Art tool geared towards making pixel art, but I've gotten a lot of mileage outside of that scope. Basically my general-use image editor. There's a completely free fork of it called LibreSprite, though I think it may be missing a few features.

OBS Studio

Go-to application for video recordings of all kinds. Also free!

DaVinci Resolve

Video editor with a really solid free version. No watermarks, no frustrating restriction of basic features. The Fusion page is convoluted, but that's my only realy gripe with the program itself.

Visual Studio Code

A program you can program in. With the Live Server extension, it's great for web development--I currently program this website with it! I've heard of this other distribution of it, VSCodium, that may be worth checking out if you dislike Microsoft, but I can't say much on it.

Soundfonts and VSTs

Surge XT

Free VST with a lot of great synth presets (and a lot of options to toy with).

Vital

Free wavetable synthesizer that you can build sounds from stratch in (though there's some presets too).

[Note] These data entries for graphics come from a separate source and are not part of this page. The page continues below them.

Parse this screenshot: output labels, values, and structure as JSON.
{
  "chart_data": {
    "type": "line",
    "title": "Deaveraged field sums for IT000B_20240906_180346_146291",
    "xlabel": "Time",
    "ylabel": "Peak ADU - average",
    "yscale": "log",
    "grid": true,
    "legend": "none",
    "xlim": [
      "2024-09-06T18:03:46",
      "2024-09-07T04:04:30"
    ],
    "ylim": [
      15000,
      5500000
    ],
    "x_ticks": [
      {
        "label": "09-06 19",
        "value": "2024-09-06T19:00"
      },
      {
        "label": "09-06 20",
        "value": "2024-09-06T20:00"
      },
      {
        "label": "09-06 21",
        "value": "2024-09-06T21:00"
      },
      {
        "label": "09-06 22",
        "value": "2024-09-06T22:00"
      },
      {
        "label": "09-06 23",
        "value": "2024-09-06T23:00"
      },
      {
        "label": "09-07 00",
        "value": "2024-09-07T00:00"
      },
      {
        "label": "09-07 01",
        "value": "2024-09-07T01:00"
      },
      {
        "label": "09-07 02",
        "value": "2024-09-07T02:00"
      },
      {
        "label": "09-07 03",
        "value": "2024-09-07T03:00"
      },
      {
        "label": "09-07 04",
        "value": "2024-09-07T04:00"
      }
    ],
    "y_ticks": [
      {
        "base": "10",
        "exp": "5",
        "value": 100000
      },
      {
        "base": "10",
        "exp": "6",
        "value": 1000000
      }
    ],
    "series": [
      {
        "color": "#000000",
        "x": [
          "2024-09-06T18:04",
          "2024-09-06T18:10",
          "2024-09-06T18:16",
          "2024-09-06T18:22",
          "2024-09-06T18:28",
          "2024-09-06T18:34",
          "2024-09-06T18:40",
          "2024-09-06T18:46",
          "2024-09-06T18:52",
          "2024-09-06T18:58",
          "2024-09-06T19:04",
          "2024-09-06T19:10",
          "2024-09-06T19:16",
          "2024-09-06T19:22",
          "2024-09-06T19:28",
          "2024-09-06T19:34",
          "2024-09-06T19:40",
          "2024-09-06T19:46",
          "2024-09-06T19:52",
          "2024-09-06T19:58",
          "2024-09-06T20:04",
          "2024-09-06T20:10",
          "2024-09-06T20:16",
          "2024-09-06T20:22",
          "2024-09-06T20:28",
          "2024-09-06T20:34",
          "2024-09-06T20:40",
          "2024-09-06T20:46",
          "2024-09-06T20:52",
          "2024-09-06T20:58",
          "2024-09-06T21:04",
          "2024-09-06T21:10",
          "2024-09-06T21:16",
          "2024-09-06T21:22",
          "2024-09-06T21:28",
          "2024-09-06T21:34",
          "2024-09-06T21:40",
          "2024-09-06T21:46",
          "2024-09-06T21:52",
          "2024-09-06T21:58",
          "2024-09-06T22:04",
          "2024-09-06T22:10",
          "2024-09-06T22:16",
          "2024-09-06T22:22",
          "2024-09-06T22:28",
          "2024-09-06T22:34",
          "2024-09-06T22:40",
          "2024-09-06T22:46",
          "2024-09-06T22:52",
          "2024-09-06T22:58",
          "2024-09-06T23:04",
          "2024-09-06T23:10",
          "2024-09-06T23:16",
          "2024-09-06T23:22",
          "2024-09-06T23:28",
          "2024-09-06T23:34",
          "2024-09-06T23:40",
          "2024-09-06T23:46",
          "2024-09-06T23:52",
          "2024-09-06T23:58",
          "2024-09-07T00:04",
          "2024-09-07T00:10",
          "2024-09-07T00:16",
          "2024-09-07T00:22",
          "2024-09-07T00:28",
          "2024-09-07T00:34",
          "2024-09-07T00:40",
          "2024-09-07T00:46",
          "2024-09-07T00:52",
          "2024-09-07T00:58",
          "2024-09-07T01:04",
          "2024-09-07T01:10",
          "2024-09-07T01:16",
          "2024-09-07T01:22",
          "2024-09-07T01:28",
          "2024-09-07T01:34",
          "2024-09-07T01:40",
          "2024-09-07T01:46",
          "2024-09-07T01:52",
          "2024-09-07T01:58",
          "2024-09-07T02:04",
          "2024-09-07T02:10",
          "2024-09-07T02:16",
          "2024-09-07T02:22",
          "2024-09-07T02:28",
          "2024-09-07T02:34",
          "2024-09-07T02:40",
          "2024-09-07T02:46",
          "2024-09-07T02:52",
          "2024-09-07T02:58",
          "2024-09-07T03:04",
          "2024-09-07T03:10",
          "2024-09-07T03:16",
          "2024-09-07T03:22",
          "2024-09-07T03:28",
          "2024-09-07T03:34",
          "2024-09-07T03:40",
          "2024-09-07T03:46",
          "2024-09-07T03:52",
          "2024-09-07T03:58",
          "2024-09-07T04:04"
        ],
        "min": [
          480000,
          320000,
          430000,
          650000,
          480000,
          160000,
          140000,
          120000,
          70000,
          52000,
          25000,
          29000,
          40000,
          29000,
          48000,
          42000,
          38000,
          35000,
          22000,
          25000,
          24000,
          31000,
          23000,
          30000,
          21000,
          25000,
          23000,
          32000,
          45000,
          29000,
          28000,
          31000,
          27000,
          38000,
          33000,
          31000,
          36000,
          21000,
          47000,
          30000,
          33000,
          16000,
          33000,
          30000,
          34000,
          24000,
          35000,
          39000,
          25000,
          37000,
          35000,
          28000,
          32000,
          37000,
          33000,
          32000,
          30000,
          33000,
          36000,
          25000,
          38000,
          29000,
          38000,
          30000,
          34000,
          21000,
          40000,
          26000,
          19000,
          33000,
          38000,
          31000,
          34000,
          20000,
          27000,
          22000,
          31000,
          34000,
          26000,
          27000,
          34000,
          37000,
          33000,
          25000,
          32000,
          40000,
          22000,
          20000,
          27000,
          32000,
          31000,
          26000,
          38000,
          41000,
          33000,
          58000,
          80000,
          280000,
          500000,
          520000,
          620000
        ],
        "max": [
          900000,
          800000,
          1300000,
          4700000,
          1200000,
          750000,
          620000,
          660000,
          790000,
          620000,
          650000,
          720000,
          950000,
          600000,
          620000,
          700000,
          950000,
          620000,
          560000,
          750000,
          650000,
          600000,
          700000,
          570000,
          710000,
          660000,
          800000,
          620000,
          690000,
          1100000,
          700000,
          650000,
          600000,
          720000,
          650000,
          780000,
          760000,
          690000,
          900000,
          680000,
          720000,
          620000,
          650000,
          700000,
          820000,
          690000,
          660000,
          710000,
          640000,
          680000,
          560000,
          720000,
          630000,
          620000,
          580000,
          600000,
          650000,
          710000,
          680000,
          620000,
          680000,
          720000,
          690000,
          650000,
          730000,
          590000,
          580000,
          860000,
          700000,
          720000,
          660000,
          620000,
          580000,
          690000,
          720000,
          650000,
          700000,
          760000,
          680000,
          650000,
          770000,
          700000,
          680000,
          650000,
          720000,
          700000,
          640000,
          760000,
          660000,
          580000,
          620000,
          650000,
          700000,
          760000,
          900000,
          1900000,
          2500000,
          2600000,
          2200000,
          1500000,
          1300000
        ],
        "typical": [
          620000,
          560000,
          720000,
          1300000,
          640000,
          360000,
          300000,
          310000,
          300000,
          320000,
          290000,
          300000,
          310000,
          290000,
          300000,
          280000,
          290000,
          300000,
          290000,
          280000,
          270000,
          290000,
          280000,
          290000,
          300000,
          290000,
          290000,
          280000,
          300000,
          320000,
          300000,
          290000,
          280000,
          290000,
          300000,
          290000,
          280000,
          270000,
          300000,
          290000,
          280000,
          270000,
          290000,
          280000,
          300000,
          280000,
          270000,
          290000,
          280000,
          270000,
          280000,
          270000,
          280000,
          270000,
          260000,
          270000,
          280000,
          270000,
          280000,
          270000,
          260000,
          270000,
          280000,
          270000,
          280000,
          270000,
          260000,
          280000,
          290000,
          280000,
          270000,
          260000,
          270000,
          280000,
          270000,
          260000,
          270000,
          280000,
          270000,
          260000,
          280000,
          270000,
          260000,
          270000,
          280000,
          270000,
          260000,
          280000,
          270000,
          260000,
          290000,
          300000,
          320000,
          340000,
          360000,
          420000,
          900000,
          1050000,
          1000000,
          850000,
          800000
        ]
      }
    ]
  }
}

BBC Symphony Orchestra Discover

Free orchestral VST. Not much room to adjust timbre, so it's sort of specific, but it does what it does well. There are larger versions out there, but they get pretty pricey pretty fast.

C700

VST that emulates the SNES soundchip. You can use sounds from any game so long as you have their .brr samples, but there's also some demo patches it comes with that you can use.

Steven Slate Drums 5.5

Drum VST with a limited free version.

Delay Lama

Yeah.

juicysfplugin

Soundfont player VST, so you can actually use soundfonts in your DAW! There are better options out there, I'm sure, but this is just the first one I found, and I've had no reason really to switch to anything else.

ColomboGMGS2

Compilation soundfont I used a lot during my Musescore days. I was gonna recommend it as a lighter alternative to the much more popular SGM, only to realize they're about the same size.

Lil'Sness

Completely original SNES-like soundfont. Great for retro style stuff without having to worry about jankily ripped soundfonts and legal grey zones.

Miscellaneous

VGM Sound Sources Spreadsheet

Wanna know what sounds were used in some random video game song? Well, guess what? There's a handy-dandy spreadsheet for that!

Otomeshi Blog

A blog from game composer Arata Iiyoshi giving advice on self-managed music production as a career. I thought it was a cool find, but haven't personally read much on account of it being in Japanese.

Neocities

The beautiful place where this website is hosted—you can sign up for free and host your own site here too!

W3Schools

Want to make a website but don't know how? W3Schools has great documentation on HTML, CSS, JavaScript, and many other programming languages. Some more structured tutorials on the basics are a good investment if you're completely new to HTML though.